Заспанный часовой светил факелом, осматривая тени людей, которые возникли перед ним, потом торопливо поприветствовал человека в черном плаще, который быстро прошел мимо него и зашел в помещение стражи. Игрейна вскрикнула от радости: вернулся Горлойс. К ней постепенно приходило чувство безопасности и здравый смысл. Радуясь счастливому возвращению мужа, Игрейна побежала вниз по лестнице, через сад и вбежала в их спальню.
Он поднимался по внутренней лестнице, перепрыгивая сразу через две ступеньки, и задержался у входа, когда из двери появилась она, торопясь встретить его. На лестничной площадке она бросилась в его объятия.
Уткнувшись в его плащ, Игрейна на мгновение забылась, а он взял ее на руки и перенес через порог, ногой захлопнув за собой дверь.

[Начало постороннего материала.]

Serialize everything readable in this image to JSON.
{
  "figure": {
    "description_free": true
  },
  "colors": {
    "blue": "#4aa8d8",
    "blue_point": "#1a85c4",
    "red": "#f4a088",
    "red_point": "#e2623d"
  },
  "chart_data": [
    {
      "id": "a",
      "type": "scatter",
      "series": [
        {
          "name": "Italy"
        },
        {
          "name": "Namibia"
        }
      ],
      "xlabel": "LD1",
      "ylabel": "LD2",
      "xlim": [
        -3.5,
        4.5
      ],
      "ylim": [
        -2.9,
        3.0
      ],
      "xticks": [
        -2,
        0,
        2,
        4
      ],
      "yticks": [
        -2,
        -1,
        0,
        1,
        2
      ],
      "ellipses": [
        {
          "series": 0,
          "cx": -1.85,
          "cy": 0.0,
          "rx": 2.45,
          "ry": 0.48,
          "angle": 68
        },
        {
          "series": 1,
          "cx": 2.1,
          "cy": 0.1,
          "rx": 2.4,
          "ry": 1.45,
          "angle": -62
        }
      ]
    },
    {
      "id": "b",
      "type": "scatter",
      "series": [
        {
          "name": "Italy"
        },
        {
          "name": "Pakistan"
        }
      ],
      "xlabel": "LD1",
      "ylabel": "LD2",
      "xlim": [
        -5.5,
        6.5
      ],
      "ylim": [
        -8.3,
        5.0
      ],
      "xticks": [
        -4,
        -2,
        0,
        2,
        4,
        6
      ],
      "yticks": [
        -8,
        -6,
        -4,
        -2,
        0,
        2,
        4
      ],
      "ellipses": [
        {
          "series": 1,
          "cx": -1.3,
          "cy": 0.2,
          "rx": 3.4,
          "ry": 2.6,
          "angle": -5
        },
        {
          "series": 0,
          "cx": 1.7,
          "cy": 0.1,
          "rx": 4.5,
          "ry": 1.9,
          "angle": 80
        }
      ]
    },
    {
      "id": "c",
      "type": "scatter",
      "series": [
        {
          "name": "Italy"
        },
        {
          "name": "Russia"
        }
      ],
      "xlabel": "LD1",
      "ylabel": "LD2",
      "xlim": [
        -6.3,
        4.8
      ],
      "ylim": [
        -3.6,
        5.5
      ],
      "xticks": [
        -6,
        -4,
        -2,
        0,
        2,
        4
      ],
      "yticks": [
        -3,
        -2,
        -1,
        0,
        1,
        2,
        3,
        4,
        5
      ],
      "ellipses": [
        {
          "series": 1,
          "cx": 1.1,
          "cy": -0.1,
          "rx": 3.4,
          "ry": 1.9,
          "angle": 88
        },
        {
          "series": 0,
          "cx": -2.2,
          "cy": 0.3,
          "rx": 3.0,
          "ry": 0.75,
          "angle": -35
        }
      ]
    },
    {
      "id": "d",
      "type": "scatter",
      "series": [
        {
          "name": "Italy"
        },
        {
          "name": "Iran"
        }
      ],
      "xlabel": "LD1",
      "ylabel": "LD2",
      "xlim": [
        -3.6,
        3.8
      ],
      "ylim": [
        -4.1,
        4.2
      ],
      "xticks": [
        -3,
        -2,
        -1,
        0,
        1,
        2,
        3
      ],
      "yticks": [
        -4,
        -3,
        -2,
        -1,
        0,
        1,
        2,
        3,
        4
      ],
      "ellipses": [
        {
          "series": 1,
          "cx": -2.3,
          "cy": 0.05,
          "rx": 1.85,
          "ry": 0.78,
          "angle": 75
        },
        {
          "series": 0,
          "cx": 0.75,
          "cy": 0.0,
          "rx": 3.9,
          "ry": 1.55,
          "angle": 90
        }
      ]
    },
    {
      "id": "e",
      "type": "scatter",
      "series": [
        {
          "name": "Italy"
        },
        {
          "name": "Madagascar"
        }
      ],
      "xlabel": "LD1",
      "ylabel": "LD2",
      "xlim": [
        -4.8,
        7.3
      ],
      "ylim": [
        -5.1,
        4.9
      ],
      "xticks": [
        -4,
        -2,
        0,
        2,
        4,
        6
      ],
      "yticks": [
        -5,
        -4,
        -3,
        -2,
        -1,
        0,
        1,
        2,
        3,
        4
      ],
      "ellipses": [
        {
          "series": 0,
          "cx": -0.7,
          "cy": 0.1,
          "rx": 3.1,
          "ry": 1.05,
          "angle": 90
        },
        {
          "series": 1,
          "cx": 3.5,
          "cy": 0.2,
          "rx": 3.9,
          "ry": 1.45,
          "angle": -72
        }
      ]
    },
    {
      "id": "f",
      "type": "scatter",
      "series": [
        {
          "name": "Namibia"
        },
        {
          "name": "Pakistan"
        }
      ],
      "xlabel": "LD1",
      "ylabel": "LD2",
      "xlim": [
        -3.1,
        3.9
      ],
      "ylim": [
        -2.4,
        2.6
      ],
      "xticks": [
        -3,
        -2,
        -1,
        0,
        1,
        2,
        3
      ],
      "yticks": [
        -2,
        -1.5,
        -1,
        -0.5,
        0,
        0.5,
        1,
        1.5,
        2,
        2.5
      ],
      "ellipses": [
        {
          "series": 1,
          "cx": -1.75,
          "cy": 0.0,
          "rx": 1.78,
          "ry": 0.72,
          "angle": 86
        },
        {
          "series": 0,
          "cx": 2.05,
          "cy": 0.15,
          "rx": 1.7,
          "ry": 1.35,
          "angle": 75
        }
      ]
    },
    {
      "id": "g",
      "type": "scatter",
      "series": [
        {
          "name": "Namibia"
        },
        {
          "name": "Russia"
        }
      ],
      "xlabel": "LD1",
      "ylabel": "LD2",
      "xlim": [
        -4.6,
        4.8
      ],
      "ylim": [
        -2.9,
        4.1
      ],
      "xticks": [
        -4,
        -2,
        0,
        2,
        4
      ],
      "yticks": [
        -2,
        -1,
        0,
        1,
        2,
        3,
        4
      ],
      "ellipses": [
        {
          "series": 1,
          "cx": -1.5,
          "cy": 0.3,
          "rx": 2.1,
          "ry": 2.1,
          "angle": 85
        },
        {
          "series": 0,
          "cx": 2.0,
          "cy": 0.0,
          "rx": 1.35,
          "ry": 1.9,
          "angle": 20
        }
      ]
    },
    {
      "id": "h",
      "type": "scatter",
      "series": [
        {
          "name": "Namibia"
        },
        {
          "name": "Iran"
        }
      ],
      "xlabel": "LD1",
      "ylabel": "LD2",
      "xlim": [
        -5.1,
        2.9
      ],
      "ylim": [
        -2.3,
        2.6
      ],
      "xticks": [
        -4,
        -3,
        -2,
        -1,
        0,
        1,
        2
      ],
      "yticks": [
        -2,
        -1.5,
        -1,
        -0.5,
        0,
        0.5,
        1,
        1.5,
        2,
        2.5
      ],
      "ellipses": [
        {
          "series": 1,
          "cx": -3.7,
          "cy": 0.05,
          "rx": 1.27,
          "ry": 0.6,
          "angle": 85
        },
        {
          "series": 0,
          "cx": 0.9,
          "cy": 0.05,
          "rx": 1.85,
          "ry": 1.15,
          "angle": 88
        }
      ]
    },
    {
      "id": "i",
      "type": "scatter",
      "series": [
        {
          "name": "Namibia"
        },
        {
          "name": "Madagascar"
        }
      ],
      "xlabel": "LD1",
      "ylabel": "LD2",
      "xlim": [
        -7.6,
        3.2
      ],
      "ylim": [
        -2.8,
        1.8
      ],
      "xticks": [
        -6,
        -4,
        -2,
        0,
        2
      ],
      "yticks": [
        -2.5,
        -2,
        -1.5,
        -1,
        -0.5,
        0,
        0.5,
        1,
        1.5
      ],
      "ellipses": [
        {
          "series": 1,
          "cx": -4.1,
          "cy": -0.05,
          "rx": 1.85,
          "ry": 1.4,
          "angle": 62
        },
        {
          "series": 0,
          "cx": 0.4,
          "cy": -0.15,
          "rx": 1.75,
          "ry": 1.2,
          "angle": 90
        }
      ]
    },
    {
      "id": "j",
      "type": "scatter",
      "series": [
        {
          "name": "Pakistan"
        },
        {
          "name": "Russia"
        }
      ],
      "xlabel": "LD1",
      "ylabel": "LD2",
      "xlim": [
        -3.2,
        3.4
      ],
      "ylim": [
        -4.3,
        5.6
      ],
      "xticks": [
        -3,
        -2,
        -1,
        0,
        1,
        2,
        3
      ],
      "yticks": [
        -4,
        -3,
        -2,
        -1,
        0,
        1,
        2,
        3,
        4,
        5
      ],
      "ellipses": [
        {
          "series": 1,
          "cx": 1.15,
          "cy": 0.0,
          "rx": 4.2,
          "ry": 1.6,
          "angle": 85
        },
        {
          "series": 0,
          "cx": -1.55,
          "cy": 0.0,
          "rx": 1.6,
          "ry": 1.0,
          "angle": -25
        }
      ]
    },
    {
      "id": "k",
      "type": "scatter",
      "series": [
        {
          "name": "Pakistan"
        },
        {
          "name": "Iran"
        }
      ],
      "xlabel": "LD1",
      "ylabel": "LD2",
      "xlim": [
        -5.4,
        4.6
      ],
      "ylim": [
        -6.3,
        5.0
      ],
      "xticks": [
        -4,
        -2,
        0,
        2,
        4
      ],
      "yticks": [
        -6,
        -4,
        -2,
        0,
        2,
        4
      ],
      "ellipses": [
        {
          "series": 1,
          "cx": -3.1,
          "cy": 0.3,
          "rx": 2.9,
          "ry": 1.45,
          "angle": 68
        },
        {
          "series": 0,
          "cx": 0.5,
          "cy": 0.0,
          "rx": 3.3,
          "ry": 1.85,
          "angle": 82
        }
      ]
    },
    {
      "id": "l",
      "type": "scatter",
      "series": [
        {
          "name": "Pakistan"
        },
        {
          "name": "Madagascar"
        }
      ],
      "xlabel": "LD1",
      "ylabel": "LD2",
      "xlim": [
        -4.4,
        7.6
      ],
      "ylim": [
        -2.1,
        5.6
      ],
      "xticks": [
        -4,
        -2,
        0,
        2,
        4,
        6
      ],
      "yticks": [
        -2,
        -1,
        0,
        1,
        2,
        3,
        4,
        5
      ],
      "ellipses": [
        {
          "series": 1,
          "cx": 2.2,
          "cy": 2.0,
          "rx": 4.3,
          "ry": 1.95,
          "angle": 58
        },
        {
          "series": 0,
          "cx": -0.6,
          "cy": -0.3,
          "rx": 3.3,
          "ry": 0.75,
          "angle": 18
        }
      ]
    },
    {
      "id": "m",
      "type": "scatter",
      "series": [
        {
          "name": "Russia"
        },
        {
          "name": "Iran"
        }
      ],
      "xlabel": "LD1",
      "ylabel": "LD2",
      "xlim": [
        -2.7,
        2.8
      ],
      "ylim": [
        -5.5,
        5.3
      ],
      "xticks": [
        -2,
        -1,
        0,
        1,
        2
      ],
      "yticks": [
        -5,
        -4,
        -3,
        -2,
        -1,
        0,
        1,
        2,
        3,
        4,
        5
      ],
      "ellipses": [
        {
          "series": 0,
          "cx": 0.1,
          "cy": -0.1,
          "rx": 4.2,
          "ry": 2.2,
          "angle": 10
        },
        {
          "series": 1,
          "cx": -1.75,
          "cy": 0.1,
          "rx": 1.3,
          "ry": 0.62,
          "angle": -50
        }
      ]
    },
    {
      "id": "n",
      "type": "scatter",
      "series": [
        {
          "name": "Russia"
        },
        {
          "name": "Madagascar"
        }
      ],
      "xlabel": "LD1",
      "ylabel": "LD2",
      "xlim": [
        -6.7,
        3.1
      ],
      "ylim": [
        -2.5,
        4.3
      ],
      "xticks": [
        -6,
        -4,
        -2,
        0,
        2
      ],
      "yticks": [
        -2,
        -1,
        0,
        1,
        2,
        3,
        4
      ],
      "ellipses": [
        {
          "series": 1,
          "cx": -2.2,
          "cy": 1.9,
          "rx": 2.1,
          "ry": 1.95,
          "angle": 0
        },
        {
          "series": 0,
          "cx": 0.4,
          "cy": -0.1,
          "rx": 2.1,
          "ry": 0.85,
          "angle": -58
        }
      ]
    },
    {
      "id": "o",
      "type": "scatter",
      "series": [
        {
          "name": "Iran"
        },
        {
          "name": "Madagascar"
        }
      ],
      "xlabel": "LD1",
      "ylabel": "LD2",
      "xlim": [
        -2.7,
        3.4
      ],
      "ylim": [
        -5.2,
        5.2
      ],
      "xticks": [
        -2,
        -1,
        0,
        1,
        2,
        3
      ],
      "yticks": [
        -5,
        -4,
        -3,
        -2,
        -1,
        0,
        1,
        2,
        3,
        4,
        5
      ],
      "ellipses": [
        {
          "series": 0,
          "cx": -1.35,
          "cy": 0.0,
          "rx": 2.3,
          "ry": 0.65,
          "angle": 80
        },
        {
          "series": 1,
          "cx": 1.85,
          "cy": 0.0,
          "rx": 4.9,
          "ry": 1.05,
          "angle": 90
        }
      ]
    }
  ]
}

Может быть, непринужденность его движений или легкость и уверенность, с которой он держал ее, заставили ее насторожиться. И еще до того, как он позволил ей встать на ноги, отступил назад и откинул с лица капюшон, Игрейна догадалась, что это не ее муж. И все же она смотрела в глаза Утеру скорее с удивлением, чем с гневом.
Долго они стояли, неотрывно глядя друг на друга.
Верховный король настороженно наблюдал за ней, понимая, что чем дольше она будет раздумывать, поднимать ли ей тревогу, тем меньше вероятность того, что она сделает это. А Игрейна потрясенно смотрела на него, ужасаясь риску, на который он решился.
Наконец Пендрагон взял ее за руки и попытался привлечь к себе.
– Что с Горлойсом? – спросила Игрейна, сопротивляясь ему, хотя для этого она подавила собственное желание.
Она спросила об этом хладнокровно, не спуская с него взгляда своих невозмутимых глаз.
– Он спит на своей походной кровати в Димилиоке, госпожа, – ответил Утер. – Я пришел сюда совсем не как победитель, чтобы овладеть вдовой моего поверженного врага. Я здесь потому, что ты хочешь меня так же сильно, как и я тебя, и мы встречаемся на равных.
Охваченная сильной дрожью, Игрейна рассматривала мужчину, стоящего перед ней, пытаясь оценить правдивость его слов и достоинство, с каким они были сказаны.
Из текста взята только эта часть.